Correspondence: Cheryl Oncken, MD, Department of Medicine, University of Connecticut Health Center, 263 Farmington Ave, Farmington, CT 06030 (oncken@nso2.uchc.edu).

Accepted for Publication: June 6, 2006.

Group Members: The other investigators in the Varenicline Study Group are Robert M. Anthenelli, MD, University of Cincinnati; Mitchell Friedman, MD (deceased), Tulane University Medical Center; John Pappas, MD, Kentucky Medical Research Center; Thomas Payne, PhD, University of Mississippi Medical Center; Joy Schmitz, PhD, University of Texas; and Dan Z imbroff, MD, Pacific Clinical Research Medical Group.

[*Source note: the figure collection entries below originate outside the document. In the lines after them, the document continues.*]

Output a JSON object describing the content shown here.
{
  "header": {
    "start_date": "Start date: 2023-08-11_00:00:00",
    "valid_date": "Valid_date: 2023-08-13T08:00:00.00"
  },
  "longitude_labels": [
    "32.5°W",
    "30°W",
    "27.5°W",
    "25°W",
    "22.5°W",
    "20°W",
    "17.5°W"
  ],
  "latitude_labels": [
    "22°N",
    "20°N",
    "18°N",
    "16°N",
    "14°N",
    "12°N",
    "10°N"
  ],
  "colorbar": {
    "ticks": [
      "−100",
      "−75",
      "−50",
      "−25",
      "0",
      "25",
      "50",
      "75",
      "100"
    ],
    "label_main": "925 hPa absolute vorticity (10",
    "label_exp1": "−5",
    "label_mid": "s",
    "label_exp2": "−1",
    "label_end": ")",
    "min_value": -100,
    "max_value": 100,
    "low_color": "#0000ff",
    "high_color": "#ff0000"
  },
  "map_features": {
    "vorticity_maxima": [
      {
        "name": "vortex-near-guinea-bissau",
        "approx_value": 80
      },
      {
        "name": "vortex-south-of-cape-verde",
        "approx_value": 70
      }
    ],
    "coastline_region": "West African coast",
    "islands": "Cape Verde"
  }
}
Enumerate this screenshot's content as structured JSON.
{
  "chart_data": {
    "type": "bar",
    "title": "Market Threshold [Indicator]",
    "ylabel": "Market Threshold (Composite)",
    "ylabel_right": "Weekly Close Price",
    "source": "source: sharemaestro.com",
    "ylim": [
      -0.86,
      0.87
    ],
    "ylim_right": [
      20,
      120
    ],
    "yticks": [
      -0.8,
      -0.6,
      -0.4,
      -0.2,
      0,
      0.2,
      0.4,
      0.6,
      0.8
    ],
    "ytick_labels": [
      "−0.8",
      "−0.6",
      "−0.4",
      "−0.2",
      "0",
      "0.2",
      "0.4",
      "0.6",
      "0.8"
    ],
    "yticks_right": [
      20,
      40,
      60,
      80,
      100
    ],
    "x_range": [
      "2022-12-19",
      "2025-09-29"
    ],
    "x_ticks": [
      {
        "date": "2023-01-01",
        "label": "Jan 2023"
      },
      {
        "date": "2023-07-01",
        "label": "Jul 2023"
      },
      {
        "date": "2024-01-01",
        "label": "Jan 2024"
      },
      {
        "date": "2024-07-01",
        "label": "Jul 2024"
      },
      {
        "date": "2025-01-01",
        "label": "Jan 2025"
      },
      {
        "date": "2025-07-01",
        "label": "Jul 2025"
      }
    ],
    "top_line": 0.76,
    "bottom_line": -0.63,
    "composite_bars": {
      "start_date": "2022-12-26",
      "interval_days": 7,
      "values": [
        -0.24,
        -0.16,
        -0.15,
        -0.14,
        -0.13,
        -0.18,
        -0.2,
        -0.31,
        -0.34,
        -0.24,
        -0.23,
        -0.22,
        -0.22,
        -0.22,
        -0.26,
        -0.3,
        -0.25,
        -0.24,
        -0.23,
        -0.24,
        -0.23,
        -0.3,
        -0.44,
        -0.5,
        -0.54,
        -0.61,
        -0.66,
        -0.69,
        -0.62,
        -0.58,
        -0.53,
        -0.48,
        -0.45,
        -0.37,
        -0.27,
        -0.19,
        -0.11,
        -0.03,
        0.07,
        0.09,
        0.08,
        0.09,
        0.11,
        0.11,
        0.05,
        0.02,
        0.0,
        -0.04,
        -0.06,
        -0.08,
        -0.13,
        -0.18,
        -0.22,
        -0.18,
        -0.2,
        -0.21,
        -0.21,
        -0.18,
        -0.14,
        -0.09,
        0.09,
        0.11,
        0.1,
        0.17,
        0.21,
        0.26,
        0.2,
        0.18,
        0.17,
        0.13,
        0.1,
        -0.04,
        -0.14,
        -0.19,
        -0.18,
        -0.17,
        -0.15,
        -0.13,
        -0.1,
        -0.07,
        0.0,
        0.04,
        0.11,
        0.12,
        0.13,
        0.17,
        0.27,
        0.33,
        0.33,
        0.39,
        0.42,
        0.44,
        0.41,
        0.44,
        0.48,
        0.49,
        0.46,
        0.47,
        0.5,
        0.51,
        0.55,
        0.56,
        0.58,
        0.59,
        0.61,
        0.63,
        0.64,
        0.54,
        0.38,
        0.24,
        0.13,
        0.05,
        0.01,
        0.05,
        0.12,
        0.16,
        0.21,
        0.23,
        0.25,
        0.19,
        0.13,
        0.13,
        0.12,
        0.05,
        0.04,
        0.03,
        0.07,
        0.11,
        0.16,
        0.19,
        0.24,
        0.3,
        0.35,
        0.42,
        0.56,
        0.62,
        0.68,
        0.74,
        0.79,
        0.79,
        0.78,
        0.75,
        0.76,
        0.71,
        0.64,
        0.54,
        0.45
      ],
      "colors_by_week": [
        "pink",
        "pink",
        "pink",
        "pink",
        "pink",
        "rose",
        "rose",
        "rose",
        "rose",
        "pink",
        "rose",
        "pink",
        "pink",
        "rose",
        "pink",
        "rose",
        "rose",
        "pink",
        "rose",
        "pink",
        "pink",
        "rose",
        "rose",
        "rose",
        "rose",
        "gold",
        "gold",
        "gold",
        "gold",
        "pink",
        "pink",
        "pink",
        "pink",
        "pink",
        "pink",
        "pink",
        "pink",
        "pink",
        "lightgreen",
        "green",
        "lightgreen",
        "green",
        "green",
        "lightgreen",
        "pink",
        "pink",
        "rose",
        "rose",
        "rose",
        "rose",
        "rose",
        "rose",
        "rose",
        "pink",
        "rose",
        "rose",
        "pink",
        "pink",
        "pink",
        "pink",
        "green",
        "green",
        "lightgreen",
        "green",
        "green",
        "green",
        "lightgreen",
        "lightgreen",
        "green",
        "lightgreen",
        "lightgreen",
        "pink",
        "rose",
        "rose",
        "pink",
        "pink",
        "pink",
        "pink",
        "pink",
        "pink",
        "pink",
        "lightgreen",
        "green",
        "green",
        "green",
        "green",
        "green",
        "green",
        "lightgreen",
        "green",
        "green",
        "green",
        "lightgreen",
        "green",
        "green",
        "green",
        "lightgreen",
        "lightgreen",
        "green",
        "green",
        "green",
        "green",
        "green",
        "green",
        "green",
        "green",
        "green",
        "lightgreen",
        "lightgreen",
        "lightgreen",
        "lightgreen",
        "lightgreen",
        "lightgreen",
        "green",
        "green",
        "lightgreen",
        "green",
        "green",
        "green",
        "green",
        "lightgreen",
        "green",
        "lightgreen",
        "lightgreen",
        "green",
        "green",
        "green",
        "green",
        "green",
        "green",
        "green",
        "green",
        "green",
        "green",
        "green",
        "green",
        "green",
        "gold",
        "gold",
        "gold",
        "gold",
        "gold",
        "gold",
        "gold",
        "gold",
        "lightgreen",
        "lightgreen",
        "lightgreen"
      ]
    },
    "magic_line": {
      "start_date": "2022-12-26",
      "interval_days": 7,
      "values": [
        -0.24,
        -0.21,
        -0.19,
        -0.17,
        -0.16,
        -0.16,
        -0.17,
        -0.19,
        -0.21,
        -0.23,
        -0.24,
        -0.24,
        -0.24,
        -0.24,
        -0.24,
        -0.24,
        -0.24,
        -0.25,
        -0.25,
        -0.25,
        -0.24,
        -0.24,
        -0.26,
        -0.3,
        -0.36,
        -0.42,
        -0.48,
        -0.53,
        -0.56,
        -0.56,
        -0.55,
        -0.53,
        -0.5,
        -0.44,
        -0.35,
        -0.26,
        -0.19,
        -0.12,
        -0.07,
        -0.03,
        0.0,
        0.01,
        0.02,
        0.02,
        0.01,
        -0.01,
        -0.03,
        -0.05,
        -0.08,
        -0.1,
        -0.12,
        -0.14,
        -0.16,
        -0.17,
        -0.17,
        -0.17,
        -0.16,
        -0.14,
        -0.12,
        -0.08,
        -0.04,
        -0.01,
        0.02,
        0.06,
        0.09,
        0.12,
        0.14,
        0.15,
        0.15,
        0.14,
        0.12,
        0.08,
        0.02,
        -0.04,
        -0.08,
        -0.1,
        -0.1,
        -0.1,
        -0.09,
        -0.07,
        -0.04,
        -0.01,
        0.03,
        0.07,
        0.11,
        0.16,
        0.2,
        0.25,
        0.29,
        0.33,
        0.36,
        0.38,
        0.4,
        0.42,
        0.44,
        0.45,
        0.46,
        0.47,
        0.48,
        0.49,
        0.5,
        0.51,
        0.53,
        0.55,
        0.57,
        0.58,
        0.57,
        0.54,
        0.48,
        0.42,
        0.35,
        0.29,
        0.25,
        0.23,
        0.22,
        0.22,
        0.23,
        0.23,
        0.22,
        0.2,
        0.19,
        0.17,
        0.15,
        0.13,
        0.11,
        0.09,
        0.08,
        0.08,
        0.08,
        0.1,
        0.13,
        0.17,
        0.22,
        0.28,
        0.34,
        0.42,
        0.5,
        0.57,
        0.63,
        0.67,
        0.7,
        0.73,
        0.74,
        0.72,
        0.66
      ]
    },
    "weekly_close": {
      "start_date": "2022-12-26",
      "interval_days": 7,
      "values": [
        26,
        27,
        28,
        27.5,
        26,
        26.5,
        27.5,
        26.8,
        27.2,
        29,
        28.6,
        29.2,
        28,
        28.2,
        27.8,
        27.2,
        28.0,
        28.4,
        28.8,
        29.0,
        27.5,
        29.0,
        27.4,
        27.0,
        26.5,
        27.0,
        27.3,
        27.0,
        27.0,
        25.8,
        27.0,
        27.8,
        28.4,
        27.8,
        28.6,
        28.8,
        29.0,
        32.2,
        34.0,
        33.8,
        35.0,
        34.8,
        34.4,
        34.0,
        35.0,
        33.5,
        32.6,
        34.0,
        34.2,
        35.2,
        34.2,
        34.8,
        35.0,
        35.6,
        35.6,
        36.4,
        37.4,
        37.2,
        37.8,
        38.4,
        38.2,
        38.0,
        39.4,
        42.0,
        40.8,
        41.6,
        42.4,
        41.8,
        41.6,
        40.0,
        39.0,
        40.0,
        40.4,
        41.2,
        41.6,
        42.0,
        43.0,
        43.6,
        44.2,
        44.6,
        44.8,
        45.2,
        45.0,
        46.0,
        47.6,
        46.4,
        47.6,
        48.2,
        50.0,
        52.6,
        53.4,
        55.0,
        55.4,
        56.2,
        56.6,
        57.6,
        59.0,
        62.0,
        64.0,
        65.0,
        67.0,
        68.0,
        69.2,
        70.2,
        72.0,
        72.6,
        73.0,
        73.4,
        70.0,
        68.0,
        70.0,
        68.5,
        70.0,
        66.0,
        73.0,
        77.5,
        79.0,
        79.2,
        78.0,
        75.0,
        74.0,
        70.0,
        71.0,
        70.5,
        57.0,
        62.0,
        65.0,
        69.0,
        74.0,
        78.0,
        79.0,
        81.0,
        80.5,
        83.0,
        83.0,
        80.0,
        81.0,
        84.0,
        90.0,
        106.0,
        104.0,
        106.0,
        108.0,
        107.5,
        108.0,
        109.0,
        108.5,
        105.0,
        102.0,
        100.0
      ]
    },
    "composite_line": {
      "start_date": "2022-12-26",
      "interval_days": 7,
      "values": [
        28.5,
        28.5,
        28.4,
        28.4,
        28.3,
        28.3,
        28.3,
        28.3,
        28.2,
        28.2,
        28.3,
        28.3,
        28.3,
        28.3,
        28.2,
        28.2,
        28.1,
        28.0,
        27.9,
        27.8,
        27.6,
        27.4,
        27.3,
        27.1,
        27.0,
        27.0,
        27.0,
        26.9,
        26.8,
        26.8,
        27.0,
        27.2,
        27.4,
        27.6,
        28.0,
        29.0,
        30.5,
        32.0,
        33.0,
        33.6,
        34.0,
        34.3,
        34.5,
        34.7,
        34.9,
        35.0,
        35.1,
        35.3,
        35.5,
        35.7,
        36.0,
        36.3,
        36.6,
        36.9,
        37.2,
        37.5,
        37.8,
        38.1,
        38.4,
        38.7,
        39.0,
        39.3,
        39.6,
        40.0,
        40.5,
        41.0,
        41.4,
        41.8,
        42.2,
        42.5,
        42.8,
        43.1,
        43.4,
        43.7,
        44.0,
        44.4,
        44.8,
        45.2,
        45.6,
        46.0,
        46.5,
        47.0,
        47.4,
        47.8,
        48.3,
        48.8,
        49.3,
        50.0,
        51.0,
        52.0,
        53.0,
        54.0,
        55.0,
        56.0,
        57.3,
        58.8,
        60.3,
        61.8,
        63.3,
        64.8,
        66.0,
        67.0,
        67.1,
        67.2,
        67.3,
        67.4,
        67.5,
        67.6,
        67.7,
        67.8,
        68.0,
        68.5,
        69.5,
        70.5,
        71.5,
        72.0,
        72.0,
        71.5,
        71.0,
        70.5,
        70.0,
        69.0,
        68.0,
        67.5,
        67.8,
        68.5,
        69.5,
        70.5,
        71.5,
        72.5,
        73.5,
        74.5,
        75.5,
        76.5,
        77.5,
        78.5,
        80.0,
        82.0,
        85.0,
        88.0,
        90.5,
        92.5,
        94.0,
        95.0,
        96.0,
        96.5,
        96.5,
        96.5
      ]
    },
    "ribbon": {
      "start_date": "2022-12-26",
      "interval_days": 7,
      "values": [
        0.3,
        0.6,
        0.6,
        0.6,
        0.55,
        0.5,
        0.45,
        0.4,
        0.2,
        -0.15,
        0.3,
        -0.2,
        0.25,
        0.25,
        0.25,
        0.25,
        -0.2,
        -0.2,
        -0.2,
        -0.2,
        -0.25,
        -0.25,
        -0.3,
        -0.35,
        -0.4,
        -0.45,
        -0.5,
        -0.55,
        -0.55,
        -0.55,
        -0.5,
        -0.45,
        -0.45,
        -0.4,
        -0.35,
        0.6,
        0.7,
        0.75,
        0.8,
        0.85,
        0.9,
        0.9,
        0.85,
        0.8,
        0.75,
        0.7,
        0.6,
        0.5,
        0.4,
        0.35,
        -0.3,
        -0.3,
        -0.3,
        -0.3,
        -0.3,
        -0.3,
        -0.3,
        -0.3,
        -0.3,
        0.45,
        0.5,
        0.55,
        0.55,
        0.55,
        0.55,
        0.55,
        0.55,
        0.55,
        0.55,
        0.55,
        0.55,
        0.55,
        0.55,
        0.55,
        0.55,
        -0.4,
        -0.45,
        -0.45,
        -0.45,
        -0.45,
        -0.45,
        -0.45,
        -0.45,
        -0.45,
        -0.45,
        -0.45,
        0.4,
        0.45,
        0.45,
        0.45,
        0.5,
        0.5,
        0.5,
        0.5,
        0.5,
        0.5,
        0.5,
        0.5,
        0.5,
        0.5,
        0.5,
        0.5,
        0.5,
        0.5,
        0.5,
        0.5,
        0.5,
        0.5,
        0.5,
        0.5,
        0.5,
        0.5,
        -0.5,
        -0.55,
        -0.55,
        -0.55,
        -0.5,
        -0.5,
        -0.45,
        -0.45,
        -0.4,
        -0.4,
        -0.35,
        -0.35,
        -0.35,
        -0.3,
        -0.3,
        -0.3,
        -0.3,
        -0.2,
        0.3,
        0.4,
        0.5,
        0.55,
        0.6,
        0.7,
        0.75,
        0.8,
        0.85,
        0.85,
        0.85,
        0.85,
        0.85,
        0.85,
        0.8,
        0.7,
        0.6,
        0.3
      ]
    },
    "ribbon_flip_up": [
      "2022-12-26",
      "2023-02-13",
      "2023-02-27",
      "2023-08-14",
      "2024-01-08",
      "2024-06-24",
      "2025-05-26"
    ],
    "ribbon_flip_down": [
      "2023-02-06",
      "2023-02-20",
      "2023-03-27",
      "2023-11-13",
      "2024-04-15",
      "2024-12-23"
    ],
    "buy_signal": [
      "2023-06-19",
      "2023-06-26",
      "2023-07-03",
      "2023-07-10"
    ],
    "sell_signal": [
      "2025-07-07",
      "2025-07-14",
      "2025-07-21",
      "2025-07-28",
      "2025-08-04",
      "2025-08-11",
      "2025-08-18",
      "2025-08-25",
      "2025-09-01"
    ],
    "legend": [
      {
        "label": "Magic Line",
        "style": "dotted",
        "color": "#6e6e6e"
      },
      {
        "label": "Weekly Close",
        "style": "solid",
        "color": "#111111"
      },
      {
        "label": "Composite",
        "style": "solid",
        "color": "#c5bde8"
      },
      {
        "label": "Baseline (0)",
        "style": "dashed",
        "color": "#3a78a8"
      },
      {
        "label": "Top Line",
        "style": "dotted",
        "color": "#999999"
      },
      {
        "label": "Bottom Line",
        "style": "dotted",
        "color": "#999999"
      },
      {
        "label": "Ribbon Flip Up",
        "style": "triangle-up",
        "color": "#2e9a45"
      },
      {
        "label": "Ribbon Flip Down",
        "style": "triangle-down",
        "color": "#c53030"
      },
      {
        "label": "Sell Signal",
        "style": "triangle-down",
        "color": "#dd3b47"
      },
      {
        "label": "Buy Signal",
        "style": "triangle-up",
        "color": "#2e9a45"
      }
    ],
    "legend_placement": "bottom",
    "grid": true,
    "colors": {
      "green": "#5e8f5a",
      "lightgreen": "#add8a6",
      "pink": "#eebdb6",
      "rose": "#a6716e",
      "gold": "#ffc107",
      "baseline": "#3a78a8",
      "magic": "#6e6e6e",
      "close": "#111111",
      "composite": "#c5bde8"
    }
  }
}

Financial Disclosure: Dr Oncken has received research grants, consulting fees, and honoraria from Pfizer; nicotine replacement and placebo products from GlaxoSmithKline at no cost for smoking cessation studies; and honoraria from Pri-Med. Dr Gonzales has received research contracts, consulting fees, and honoraria from Pfizer, Sanofi-Aventis, and GlaxoSmithKline and owns 5 shares of Pfizer stock that he received as a gift from his parents. Dr Rennard has had or currently has a number of relationships with companies who provide products and/or services relevant to outpatient management of chronic obstructive pulmonary disease. These relationships include serving as a consultant (for Adams, Almirall, Altana, Array Biopharma, AstraZeneca, Aventis, Biolipox, Centocor, Dey, Critical Therapeutics, GlaxoSmithKline, Johnson & Johnson, Merck, Novartis, Ono Pharma, Otsuka, RJ Reynolds, Roche, Sankyo, Schering-Plough, Scios, and Wyeth), advising regarding clinical trials (Altana, AstraZeneca, Aventis, Centocor, GlaxoSmithKline, Novartis, Pfizer, and Philip Morris), speaking at continuing medical education programs and performing funded research at both basic and clinical levels (Altana, AstraZeneca, Boehringer Ingelheim, GlaxoSmithKline, and Novartis). He does not own any stock in any pharmaceutical companies. Dr Nides has received research grants, consulting fees, and honoraria from Pfizer, Sanofi-Avenits, and GlaxoSmithKline. Drs Watsky and Reeves and Messrs Billing and Anziano are employees of Pfizer and own Pfizer stock or hold Pfizer stock options.

Funding/Support: Pfizer Inc provided funding for this study.

Role of the Sponsor: Pfizer Inc was involved in all elements of this study, including, but not limited to, the study design and monitoring.